Looking through the tax records for Nansemond County was one such possibility. In that document, white men over the age of sixteen were included in the tax lists. Going over those records, year by year, made me realize that this would never have been a project I'd be able to undertake ten years ago—forget that, even three years ago. It would have been far too tedious a search—and even that is taking into consideration how digitized records saved me a trip to personally access them in some Virginia archive.

Now, I just log on to FamilySearch, where I went specifically to their Full Text search at FamilySearch Labs. From that vantage point, I began whittling down the 379 hits offered up for my simple search terms. For starters, even though I knew Alexander had long since left his home in Virginia, I looked at the tax list for 1850 to see if there were any other men still there who claimed the name Alexander Boothe. Thankfully, no one showed on that tax list, though there was a Nathaniel Boothe mentioned.

Then, I began rewinding the years, checking for Alexander in the 1840s. Nothing in 1848. Ditto 1847. By 1838, however, I found an entry for one man named Alexander Boothe, with a tick mark under the column for men over sixteen years of age. There, one Alexander claimed to own six slaves over twelve years of age, and two horses. Rewinding yet another year, and there was Alexander with four slaves and the same two horses.

By the time I rewound tax history to 1836, all I could find was an entry for Nathaniel Boothe with a note underneath his entry stating "Do" ("ditto") for Boothe, Alexander.
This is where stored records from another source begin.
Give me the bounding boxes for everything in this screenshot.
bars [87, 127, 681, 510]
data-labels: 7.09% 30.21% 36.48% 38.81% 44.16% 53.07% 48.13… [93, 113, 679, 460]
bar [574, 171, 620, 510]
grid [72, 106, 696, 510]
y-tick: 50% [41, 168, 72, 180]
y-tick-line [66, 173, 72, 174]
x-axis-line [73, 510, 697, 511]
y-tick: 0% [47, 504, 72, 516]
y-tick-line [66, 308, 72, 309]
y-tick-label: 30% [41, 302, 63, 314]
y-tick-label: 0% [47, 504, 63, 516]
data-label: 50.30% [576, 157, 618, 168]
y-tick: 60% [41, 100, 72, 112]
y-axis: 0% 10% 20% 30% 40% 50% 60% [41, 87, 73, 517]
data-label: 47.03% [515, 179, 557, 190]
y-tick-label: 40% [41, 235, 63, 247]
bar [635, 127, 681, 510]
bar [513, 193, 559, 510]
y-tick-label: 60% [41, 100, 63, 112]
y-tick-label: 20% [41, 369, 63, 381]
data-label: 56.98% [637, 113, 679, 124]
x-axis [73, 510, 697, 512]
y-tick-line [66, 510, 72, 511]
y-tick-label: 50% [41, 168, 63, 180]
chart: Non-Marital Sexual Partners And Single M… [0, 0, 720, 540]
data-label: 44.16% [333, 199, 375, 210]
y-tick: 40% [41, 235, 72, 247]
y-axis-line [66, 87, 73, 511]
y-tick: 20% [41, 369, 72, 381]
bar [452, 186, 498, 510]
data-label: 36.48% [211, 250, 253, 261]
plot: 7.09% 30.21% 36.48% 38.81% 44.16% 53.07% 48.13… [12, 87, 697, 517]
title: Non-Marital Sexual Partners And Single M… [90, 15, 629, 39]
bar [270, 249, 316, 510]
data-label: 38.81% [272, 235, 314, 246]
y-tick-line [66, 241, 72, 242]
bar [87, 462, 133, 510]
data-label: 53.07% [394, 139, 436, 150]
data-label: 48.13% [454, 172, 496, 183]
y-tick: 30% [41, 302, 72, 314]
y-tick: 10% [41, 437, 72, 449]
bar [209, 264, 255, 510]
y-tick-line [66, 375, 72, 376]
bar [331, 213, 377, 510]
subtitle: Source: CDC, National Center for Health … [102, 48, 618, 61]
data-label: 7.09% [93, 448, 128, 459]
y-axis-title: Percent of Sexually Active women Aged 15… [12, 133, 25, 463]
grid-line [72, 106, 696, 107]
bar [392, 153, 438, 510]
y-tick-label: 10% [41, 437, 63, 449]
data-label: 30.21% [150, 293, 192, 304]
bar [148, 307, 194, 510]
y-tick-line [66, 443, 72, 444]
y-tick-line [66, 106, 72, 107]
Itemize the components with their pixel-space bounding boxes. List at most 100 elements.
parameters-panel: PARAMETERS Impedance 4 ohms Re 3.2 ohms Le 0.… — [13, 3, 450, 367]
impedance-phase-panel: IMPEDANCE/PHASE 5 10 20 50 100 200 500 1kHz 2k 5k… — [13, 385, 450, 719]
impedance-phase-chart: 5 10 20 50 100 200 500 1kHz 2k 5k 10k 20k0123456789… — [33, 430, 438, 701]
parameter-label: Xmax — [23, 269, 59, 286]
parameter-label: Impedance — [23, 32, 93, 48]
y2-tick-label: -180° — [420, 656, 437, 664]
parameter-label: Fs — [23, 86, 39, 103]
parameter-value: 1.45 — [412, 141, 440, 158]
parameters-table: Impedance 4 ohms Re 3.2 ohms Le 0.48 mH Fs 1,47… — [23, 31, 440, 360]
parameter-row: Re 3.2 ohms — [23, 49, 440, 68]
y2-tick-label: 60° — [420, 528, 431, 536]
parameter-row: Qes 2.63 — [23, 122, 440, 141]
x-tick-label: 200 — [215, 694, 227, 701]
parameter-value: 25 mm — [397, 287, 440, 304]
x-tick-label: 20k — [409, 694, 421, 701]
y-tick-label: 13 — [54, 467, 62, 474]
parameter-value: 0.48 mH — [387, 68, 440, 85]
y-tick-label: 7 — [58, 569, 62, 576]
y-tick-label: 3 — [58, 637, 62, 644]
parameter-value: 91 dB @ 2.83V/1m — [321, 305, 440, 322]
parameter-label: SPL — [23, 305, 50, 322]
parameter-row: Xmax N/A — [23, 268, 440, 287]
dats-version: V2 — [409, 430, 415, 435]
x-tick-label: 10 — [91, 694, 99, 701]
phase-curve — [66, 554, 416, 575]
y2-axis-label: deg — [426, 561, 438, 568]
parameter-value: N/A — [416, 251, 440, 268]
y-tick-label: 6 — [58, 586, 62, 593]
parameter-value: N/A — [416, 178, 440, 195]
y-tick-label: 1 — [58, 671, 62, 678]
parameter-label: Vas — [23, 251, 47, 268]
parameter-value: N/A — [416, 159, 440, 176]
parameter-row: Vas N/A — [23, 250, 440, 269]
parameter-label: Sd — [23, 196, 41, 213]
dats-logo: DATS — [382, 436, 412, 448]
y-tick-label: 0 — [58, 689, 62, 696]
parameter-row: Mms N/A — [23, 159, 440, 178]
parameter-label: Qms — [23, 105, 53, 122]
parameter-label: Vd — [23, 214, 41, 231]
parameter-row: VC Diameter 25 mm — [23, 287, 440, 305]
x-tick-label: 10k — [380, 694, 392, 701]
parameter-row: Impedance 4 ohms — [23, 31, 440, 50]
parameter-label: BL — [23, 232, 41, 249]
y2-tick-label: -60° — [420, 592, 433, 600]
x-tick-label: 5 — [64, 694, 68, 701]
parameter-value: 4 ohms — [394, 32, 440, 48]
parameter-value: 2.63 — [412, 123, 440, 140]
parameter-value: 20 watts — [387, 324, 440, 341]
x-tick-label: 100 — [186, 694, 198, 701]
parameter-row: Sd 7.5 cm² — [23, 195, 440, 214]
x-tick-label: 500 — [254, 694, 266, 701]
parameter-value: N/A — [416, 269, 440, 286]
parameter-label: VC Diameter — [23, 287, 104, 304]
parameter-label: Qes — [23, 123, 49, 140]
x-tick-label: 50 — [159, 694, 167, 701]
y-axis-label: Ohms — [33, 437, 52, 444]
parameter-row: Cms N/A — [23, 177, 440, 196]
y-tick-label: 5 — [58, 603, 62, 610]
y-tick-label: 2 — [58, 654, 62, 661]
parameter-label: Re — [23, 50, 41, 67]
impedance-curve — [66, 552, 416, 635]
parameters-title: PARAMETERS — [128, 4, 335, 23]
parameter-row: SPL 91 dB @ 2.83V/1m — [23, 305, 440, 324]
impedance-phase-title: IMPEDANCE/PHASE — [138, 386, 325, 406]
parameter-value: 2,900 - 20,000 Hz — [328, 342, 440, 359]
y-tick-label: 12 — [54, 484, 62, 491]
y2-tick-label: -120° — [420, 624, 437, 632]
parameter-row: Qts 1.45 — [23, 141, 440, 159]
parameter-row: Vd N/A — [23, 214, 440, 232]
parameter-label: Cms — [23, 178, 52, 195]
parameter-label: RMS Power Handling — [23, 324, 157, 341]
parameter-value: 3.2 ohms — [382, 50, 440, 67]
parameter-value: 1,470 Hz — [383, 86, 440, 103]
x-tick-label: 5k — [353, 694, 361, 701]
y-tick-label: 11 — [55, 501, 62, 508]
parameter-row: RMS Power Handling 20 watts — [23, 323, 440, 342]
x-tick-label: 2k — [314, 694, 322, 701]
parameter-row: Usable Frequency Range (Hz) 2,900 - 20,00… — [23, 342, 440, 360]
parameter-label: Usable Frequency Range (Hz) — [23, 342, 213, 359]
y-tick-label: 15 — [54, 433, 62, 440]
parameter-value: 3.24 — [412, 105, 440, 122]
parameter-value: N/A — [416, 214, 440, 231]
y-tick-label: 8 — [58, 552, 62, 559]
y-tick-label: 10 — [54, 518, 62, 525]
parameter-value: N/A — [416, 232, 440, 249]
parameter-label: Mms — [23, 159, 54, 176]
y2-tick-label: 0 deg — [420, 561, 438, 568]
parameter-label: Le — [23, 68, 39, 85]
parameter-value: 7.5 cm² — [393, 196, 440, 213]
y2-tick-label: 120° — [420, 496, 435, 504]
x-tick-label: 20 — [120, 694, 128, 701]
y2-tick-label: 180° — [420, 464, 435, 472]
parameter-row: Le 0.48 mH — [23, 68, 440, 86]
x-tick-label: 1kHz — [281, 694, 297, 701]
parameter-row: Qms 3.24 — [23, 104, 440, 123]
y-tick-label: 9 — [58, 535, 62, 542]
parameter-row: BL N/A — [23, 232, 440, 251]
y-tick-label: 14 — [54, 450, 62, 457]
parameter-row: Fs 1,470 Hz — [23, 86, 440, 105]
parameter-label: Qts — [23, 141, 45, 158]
Why the listing in that fashion? Was that a hint of a connection between the two? If Alexander was indeed born in 1816, that year's entry would have been for someone over sixteen years of age, yes, but someone who had not yet reached the age of majority.

Remembering that I had found an entry for one Alexander Boothe in the 1840 census, I checked to see who else might have lived in that county then with the same surname. According to the entries for the 1840 census—and taking into consideration that some indexing processes misread the surname as "Borthe"—I now had the names of Alexander's possible kin: besides Nathaniel, the list included Robert, Henry, Andrew, Edmond, and Kinchea.

Now it's time to put that list of possible names to good use with more exploration on the Full Text Search at FamilySearch Labs.